To be fair, Goyal and Abu-Dhabi based Etihad did enjoy a reasonable honeymoon. The latter was an insignificant player in the country, with a mere 2.2 per cent share of the Indian market in 2013-14, against Emirates’ 11 per cent. Etihad had 59 flights, compared to Emirates’ 165. Etihad’s plan was to break Emirates’ stranglehold of the Indian-West Asia market by creating an attractive alternative. Passengers from India could now fly from India and use Abu Dhabi instead of Dubai as a hub to travel to the US, Europe, or Africa through Etihad’s partnerships with Air Berlin, Alitalia, and Darwin Airline SA, to name only a few.
Goyal used his political clout with the United Progressive Alliance government to change the rules to benefit them both. He persuaded the civil aviation ministry to increase bilateral flying rights between India and Abu Dhabi by nearly fourfold, from 13,300 seats per week to 53,000.

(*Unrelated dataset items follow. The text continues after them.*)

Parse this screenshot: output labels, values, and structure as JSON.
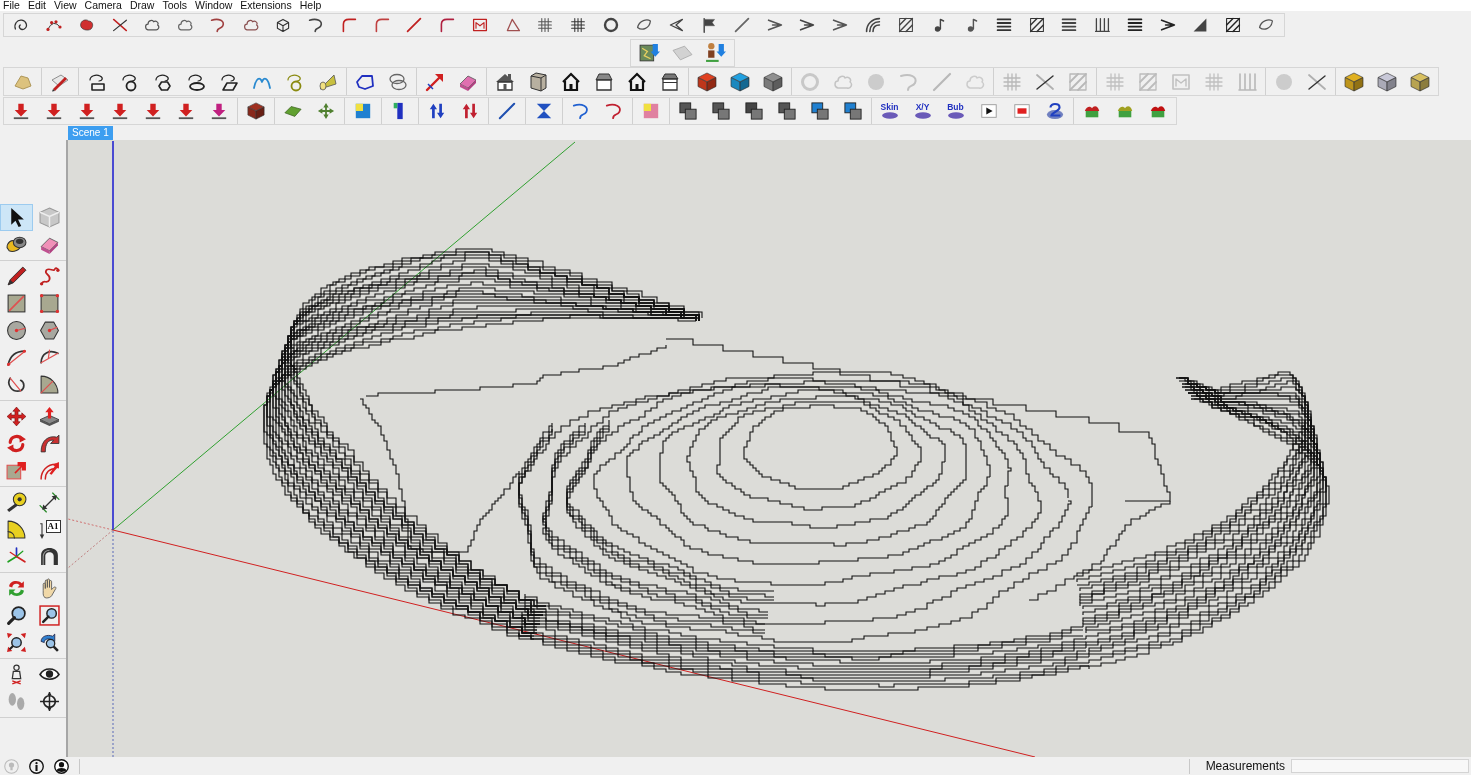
{
  "menu_bar": {
    "items": [
      "File",
      "Edit",
      "View",
      "Camera",
      "Draw",
      "Tools",
      "Window",
      "Extensions",
      "Help"
    ]
  },
  "toolbars": {
    "text_buttons": [
      {
        "label": "Skin"
      },
      {
        "label": "X/Y"
      },
      {
        "label": "Bub"
      }
    ]
  },
  "scene_tabs": [
    {
      "label": "Scene 1",
      "selected": true
    }
  ],
  "tool_palette": [
    {
      "selected": true
    },
    {
      "selected": false
    },
    {
      "selected": false
    },
    {
      "selected": false
    },
    {
      "selected": false
    },
    {
      "selected": false
    },
    {
      "selected": false
    },
    {
      "selected": false
    },
    {
      "selected": false
    },
    {
      "selected": false
    },
    {
      "selected": false
    },
    {
      "selected": false
    },
    {
      "selected": false
    },
    {
      "selected": false
    },
    {
      "selected": false
    },
    {
      "selected": false
    },
    {
      "selected": false
    },
    {
      "selected": false
    },
    {
      "selected": false
    },
    {
      "selected": false
    },
    {
      "selected": false
    },
    {
      "selected": false
    },
    {
      "selected": false
    },
    {
      "selected": false,
      "label": "A1"
    },
    {
      "selected": false
    },
    {
      "selected": false
    },
    {
      "selected": false
    },
    {
      "selected": false
    },
    {
      "selected": false
    },
    {
      "selected": false
    },
    {
      "selected": false
    },
    {
      "selected": false
    },
    {
      "selected": false
    },
    {
      "selected": false
    },
    {
      "selected": false
    },
    {
      "selected": false
    }
  ],
  "status_bar": {
    "measurements_label": "Measurements"
  }
}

By 2015, Jet was back in the black and its dependence on Etihad for money waned. In the December quarter of 2015, Jet made a profit of Rs 467 crore.
As for Etihad, by the quarter of June 2017, it had gained 5.2 per cent of the Indian international market, closing the huge gap with Emirates, which had 10 per cent.

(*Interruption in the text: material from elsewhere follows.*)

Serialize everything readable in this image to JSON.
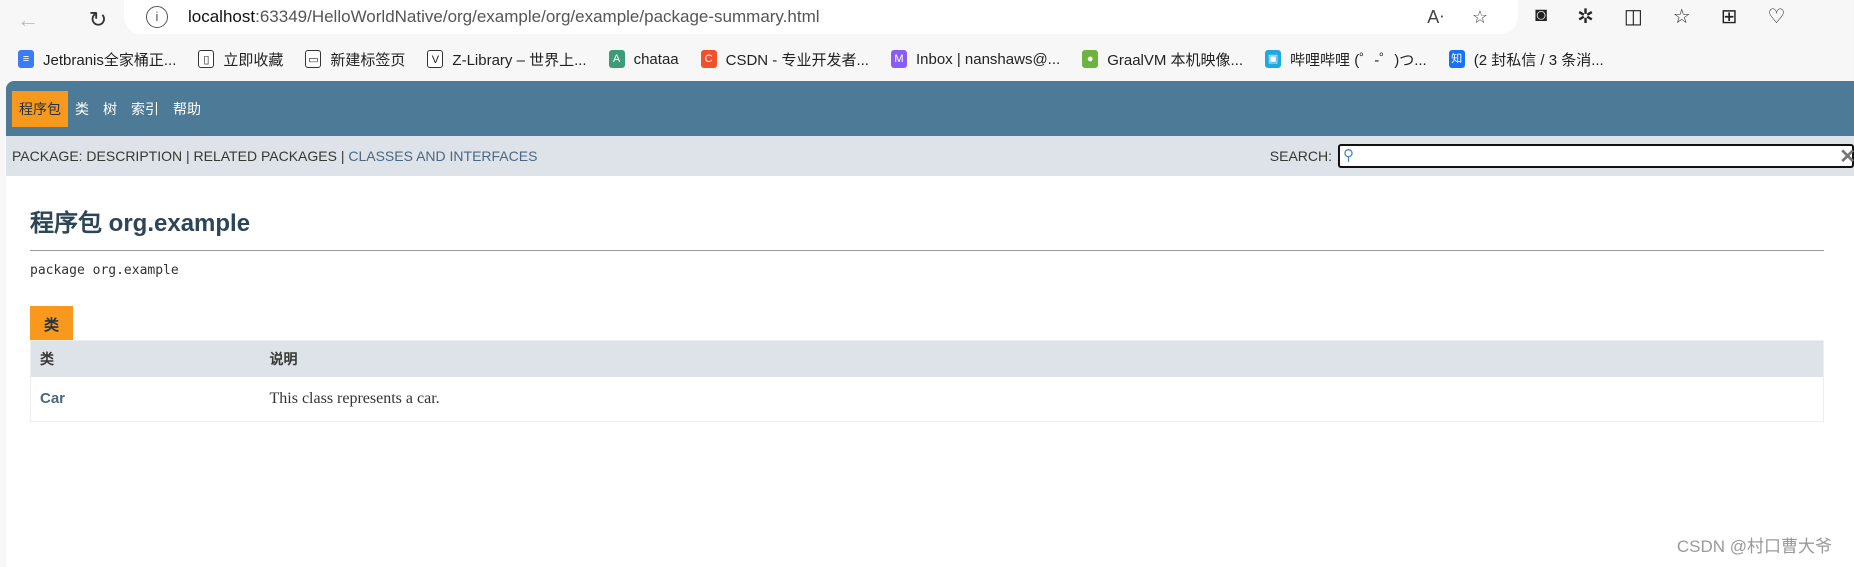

But it was not to last. In the quarter of December 2018, its share fell to 3.3 per cent.
The explanation for what went wrong between the two airlines lies in those conflicting pulls mentioned earlier, only they were much more significant than whether to sponsor fashion weeks or not.
For example, while Goyal was determined to maximise his independence, Etihad wanted to run Jet’s operations and was keen for Goyal to align his strategy with its own. A cooperation board was set up with 19 foreign members. In the areas of network and revenue management, Etihad had a key role. The top team was led by Etihad employees and insiders say there were constant tussles between Goyal and the Etihad team on how to run the company. In 2016, Goyal replaced the Etihad team with his own people. The two also disagreed over Abu Dhabi as a hub. Goyal had no intention of integrating completely with Abu Dhabi. In fact, he moved Jet’s European hub from Brussels to Amsterdam, going against Etihad which had wanted him to move it to Düsseldorf, which served as hub for its partner airline, Air Berlin.
Tensions came to a head in 2017 when Goyal signed an alliance with KLM-Air France and Delta, creating an alternative hub for Indian passengers who wanted to go to Europe or the US through Amsterdam and Paris rather than Abu Dhabi or Düsseldorf. Apart from its frustrations with Jet, Etihad has been struggling in other ways too. Its global expansion plans have floundered, its losses are mounting, and it has been forced to shut down unprofitable routes. In fact, there is even talk of a merger between Etihad and Emirates.
In this situation, Etihad is neither in a position nor in a mood to repeat history by injecting more cash into Jet or helping Goyal as it did earlier, even if he were to cede control. In any case, the government wants an Indian player to run the airline.